Io credo nel credere.

Per credere faccio l’orto e il pane. E imparo ogni giorno a tacere lavorando, tessendo il tempo, accettandolo.

Imparo i significati del fare, del rispettare e amare le creature che sorgono e, sorgendo, immediatamente invecchiano. Benedico l’invecchiamento: il mio, prima di tutto. Canto la poesia dentro di me, prima ancora di agire nell’alfabeto. Viaggio non verbale tra gli elementi.

 

Anna Maria Farabbi (Perugia, 1959) da Abse (Ponte del Sale, 2013)
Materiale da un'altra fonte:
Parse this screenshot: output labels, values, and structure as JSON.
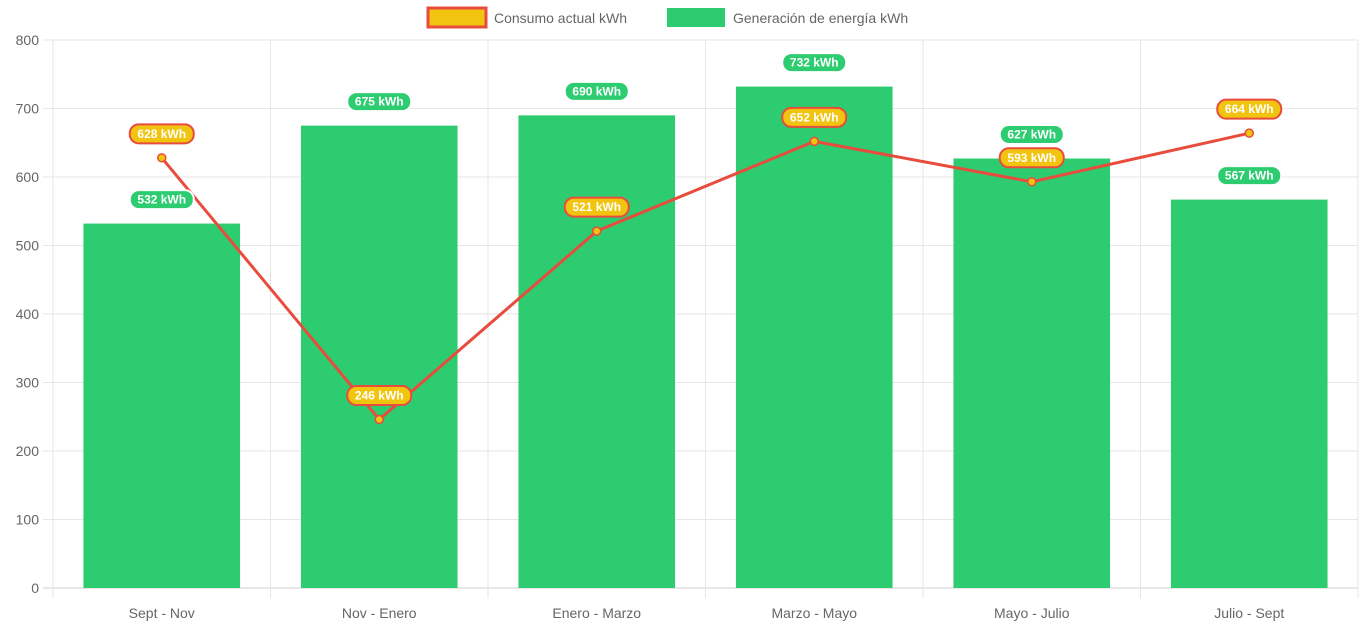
{
  "chart_data": {
    "type": "bar",
    "categories": [
      "Sept - Nov",
      "Nov - Enero",
      "Enero - Marzo",
      "Marzo - Mayo",
      "Mayo - Julio",
      "Julio - Sept"
    ],
    "series": [
      {
        "name": "Consumo actual kWh",
        "type": "line",
        "values": [
          628,
          246,
          521,
          652,
          593,
          664
        ],
        "labels": [
          "628 kWh",
          "246 kWh",
          "521 kWh",
          "652 kWh",
          "593 kWh",
          "664 kWh"
        ],
        "color": "#e74c3c",
        "fill": "#f1c40f"
      },
      {
        "name": "Generación de energía kWh",
        "type": "bar",
        "values": [
          532,
          675,
          690,
          732,
          627,
          567
        ],
        "labels": [
          "532 kWh",
          "675 kWh",
          "690 kWh",
          "732 kWh",
          "627 kWh",
          "567 kWh"
        ],
        "color": "#2ecc71"
      }
    ],
    "y_ticks": [
      "0",
      "100",
      "200",
      "300",
      "400",
      "500",
      "600",
      "700",
      "800"
    ],
    "ylim": [
      0,
      800
    ],
    "grid": true,
    "legend_position": "top"
  }
}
Un mollusco al pranzo di Natale

                                                                                                                              a Emilio Rentocchini

Le luci sono fioche
molto più fioche quest’anno
e il freddo punge
Il disagio puoi crederlo sottile
ma come ammucchiate sotto un tunnel
nel chiuso delle case le famiglie
già da ore non sanno cosa dire
eccetto la sfilza di ricordi
di Natale in Natale più abnormi
recitati da profili spiegazzati
fissi ai soliti posti
quando tutta la tavola ricopre
una coltre di brina così spessa
da sembrare tela grezza,
se poi fanno fatica a sopravvivere
anche l’alga il lichene la valva
dell’unico mollusco risparmiato
e tutto è polverio indistinto
impercettibile pigro 
sussulto del creato

 

Alberto Bertoni (Modena, 1955), da Traversate (SEF, 2014)


Medaglioni

Und einmal schliefen wir im tiefsten Mittelalter,
Verschanzt in einem Bergnest, hinter
Feldsteinmauern.
Nachts kam Besuch in dicken Wollpullovern –
Falter,
Die an die Schlafen trommelten. In Ecken lauernd,
Gab es da Drachen wie am Domportal,
eidechsenklein.
Der Tag kroch langsam durch die engen, steilen
Gassen.
Schildkroten warn wir, unser Panzer dieser graue
Stein,
Schon mittags mude, leicht von Schattenhand zu
fassen,
Unter den Bauern, Frühaufstehern hier die einzig
Trägen.
Ein Gang durchs Stadttor reichte, um uns zu
beglücken
Mit Panoramen früher Tafelbilder, Genreszenen.
Grossmütter trugen ihre Enkel auf dem krummen
Rücken.
Beim Metzger nebenan sang hell die Knochensäge.
Und ein Jahrhundert lag in einem Katzengähnen.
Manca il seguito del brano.